It was after dark before they finally restarted the race. As it often does, finicky Florida weather blew in from the West and stopped the race after covering only about 90 of the schedules 500 miles. The made it all the way to lap 38 before the thunderstorm struck and brought the Daytona 500 to a screeching halt.
Then came the tornado warnings which called for a mandatory clearing of the grandstands. What a mess. All those people and no one wanted to leave. Everyone figured that the shower would pass as they often do and they could get on with the race.
But there was a good bit of action before the rain delay occurred. Young Austin Dillon, who happens to be Richard Childress’s grandson, had won the pole position driving a Chevy with the number three on it, which was a little ire to some race fans who might have been at Daytona in 2001 when Dale Earnhardt Senior ran his #3 car into a wall and lost his life, on the last lap right there at Daytona.
But Dillon won the pole and everyone was all set for an exciting afternoon of racing. The ‘good ole boys’ (and one girl) were about to take to the track! Dillon did lead for the first lap before being passed by Denny Hamlin who settled into first place before picking up a piece of paper on his radiator which caused his 600 horsepower race car to overheat, such a small thing.

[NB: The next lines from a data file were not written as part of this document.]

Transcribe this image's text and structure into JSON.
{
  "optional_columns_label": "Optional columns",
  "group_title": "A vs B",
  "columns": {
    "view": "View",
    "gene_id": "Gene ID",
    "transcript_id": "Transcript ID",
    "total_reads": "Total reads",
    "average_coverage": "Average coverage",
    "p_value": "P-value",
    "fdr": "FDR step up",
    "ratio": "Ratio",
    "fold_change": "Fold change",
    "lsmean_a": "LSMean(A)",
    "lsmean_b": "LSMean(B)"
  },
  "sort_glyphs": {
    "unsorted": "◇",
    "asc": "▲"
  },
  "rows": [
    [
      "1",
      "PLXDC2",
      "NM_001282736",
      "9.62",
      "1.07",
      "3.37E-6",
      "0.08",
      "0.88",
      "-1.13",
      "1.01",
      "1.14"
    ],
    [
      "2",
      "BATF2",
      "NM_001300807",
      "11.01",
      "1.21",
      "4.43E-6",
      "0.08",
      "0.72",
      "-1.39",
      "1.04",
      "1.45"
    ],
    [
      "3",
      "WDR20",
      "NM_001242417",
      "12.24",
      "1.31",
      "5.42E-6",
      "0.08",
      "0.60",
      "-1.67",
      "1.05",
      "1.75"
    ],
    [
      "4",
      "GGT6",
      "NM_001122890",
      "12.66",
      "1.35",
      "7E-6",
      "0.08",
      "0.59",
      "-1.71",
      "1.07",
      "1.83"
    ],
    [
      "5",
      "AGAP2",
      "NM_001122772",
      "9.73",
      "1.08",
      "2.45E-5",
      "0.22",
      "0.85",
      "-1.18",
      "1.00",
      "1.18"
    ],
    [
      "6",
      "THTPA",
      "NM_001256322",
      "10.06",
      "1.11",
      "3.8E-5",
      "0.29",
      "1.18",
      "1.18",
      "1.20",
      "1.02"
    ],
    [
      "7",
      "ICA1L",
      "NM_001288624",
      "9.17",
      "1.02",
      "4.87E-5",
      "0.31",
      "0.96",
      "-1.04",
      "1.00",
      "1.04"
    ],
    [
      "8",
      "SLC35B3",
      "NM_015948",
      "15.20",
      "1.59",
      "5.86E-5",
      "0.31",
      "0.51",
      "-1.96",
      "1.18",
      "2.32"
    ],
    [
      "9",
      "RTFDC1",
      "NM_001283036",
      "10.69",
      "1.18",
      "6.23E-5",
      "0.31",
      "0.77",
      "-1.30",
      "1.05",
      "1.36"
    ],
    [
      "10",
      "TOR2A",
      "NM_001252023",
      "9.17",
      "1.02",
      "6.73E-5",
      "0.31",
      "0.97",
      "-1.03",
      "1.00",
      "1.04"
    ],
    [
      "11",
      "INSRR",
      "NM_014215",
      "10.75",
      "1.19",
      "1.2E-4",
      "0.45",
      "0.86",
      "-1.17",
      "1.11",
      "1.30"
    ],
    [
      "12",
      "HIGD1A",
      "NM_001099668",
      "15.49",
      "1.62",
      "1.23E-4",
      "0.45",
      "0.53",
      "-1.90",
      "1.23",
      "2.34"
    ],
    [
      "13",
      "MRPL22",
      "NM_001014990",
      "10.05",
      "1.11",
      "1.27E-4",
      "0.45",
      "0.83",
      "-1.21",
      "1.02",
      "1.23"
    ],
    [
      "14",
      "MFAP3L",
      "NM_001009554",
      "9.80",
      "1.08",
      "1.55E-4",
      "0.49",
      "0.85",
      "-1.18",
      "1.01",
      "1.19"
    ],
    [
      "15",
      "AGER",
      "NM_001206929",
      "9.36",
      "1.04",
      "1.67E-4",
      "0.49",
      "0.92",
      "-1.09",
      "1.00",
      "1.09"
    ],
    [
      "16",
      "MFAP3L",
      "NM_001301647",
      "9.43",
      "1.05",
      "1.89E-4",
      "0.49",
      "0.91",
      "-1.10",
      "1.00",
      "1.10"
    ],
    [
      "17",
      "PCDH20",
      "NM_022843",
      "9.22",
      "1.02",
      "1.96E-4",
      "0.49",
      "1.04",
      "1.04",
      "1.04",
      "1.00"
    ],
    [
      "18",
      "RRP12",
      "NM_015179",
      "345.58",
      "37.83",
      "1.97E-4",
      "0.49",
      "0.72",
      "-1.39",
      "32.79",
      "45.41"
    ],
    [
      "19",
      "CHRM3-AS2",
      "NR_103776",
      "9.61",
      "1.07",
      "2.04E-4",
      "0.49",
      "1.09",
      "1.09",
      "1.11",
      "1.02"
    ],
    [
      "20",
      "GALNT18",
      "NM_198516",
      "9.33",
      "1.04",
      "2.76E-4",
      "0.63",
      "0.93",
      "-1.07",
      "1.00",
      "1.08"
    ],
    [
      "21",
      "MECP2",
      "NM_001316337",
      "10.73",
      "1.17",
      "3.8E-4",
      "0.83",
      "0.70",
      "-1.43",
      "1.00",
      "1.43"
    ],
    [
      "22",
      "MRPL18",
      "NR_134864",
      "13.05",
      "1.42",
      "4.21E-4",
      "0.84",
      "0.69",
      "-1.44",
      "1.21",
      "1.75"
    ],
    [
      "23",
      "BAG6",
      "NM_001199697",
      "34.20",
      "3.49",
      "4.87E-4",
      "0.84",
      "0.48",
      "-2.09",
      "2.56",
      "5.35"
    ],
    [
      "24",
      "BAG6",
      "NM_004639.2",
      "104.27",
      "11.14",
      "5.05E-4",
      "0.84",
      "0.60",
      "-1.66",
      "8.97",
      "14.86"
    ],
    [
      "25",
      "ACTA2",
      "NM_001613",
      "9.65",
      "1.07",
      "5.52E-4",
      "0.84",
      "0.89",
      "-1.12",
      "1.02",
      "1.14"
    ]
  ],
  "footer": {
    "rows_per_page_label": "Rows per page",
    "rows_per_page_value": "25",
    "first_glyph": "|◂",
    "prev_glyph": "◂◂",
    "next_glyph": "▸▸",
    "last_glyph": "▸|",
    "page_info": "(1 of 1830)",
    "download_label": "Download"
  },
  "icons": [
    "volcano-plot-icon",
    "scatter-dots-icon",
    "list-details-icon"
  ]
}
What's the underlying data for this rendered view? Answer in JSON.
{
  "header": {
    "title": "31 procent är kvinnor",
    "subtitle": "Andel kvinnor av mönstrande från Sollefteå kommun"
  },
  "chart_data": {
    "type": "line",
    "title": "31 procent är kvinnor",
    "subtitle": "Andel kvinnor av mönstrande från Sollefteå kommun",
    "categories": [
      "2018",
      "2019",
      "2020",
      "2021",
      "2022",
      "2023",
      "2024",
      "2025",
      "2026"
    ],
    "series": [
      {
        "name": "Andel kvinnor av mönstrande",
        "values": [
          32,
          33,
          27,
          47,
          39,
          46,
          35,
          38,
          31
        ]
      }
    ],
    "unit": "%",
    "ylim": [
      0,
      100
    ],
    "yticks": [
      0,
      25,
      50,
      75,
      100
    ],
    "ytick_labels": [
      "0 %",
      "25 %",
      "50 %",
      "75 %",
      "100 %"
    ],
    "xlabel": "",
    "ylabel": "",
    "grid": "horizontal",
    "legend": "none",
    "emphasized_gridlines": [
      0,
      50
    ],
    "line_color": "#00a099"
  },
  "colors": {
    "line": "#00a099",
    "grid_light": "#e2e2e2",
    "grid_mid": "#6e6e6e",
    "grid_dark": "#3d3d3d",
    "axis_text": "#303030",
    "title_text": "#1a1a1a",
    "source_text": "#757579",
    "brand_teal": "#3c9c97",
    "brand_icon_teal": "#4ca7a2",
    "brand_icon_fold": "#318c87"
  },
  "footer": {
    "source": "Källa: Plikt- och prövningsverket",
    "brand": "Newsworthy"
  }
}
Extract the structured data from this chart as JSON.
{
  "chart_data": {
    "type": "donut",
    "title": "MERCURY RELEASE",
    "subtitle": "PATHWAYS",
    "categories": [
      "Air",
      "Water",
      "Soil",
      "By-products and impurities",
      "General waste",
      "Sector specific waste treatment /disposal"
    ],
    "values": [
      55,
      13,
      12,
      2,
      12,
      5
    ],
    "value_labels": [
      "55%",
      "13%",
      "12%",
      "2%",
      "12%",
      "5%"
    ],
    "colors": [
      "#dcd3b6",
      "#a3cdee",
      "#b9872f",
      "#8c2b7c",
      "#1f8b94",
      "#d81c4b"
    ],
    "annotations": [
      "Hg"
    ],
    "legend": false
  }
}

But Hamlin did a cool thing. He gave up the lead and dropped back behind another car hoping draft him a bit and try to blow off that damned piece of paper, and it actually worked! But he lost the lead.
On lap 22 rookie driver Kyle Larson managed to find the wall after spinning out in turn two which brought out the first yellow caution flag of the afternoon. Then the fun began. Everyone decided to head for the pits at the same time and things got a little jammed up with all the jockeying for position and each driver trying to find their own space.
Matt Kenseth managed to run right past his crew and ended up entering the pits backwards. His crew was forced to service the car facing in the wrong direction.
Kyle Bush had worked his way into the lead by the time the rain started with Kasey Kahne, Denny Hamlin and Brian Vickers right behind him followed by Menard, Keselowski, Jeff Gordon, Logano, Stenhouse, Dale Jr. and the pole-sitter Austin Dillon.